Sunday, March 31, 2013
3:58 pm
I don't know when my love of hydrangeas became so pervasive. I
knew they were common, flowering late in the summer like clockwork. I knew that
whenever I walked around the perimeter of our house, I could check on their
progress, the coloring and the expression of their blues vibrant at any given
time of day. I know I am now militant about watering them, prodding my mom to
make sure to keep them wet, check to see if deer have been chewing their bright leaves when their foraging in the woods produces nothing quite as green.
I love hydrangea
for their flexibility. Don't love pink petals? No problem--add acidiy to change
them from bright pinks to blues. I’ve never liked the pink variety. The shade
always seemed slightly unimpressive and suburban; someone might mistake my
favorite flowers for nameless landscaping shrubs. A pink hydrangea plant seem
ready for that most virulent of adjectives—common.
Realistically, are the blue variety that much more unique? Could they actually be called risqué,
fabulous, rum raisin to someone’s expectation of vanilla? Probably not. But the
blue hydrangeas that have their roots next to the twin chimneys on the side of
my house could never be mistaken for the choice of a landscaper who needed
filler. They produce the kind of shocking, spectacular blue blooms that artists
would squat before in plein air exercises, the blue claimed by men of royalty
who wanted a color that spoke of majesty and power from which they could
exclude all others. These hydrangea are shocking.
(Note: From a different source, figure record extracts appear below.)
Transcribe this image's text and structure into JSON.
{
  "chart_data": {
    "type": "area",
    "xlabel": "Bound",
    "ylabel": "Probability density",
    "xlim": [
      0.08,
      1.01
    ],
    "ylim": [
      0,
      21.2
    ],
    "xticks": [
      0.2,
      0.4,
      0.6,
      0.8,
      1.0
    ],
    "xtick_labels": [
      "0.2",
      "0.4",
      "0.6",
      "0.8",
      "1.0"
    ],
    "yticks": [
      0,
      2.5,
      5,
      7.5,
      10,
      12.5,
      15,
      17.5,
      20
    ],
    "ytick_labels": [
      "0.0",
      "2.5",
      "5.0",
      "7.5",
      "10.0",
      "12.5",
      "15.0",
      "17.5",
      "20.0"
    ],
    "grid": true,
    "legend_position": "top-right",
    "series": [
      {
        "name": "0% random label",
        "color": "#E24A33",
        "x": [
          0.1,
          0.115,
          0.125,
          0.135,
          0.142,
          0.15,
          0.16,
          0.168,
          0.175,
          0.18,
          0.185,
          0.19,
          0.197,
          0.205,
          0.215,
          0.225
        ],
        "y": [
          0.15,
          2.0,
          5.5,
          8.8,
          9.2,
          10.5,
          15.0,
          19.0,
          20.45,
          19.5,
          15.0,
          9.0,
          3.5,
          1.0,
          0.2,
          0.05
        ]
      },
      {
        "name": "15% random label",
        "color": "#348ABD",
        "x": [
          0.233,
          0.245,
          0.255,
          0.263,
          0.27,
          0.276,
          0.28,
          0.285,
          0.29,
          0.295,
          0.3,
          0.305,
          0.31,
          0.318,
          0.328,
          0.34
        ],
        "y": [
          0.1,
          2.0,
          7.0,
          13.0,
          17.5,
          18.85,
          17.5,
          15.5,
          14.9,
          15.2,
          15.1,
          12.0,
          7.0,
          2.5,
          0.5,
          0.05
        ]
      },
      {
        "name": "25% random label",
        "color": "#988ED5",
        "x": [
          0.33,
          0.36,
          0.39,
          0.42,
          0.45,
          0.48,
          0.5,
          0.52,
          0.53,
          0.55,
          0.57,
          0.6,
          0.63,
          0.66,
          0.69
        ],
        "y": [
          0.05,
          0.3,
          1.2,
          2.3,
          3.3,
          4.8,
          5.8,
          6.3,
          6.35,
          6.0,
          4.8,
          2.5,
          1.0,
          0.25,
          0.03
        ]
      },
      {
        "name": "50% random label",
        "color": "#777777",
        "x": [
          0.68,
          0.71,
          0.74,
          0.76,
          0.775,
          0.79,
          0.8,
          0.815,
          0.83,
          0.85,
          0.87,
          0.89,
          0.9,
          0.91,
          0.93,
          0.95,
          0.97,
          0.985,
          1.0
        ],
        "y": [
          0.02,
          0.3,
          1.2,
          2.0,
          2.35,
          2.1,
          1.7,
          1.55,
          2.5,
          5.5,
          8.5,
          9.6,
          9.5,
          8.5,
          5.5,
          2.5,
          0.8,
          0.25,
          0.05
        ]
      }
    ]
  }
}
The ability to change is perhaps my
favorite aspect of the flower. They can be manipulated while remaining true to
their nature. They grow more beautiful in the eyes of the beholder but neither
lose nor gain anything from their own selves. They are hardy and love the shade.
They droop in direct sun but deep watering will perk up their large leaves.
They bloom graciously in the day, unlike petulant tigerlillies, and their flowers can last for weeks.
They are almost as beautiful dead as alive; dried, they are a bouquet that can
last winter after winter, preserved in delicate bunches. They grow in groups on a single plant, but they do not compete with each other as roses
seem to. They share and worship the sun together, exultant in each abundant
head. Hydrangea seem common, but they are in deep demand at weddings and garden
parties, easy to gather into thick arrangements that seem expensive even as
they shun the precociousness of orchids and peonies.
In the beds and perimeters of the house I grew up in, our hydrangea have thrived and flowered for nearly twenty years. The oldest of the two bushes are on the northwest side of the house, where they thrive in the moist soil that a leaky spigot provides for their deep roots. On occasional days in the summer, my mother will cut a few of the mopheads and gather them on the worn kitchen island, the most beautiful of blooms never cut for a simple bouquet, but left to dry naturally on their stems outside. Besides their beauty and the common sense of their growth, hydrangea are consistent with one specific word that, when I look at them, makes their beautiful flowers all the more precious. Hydrangeas mean home.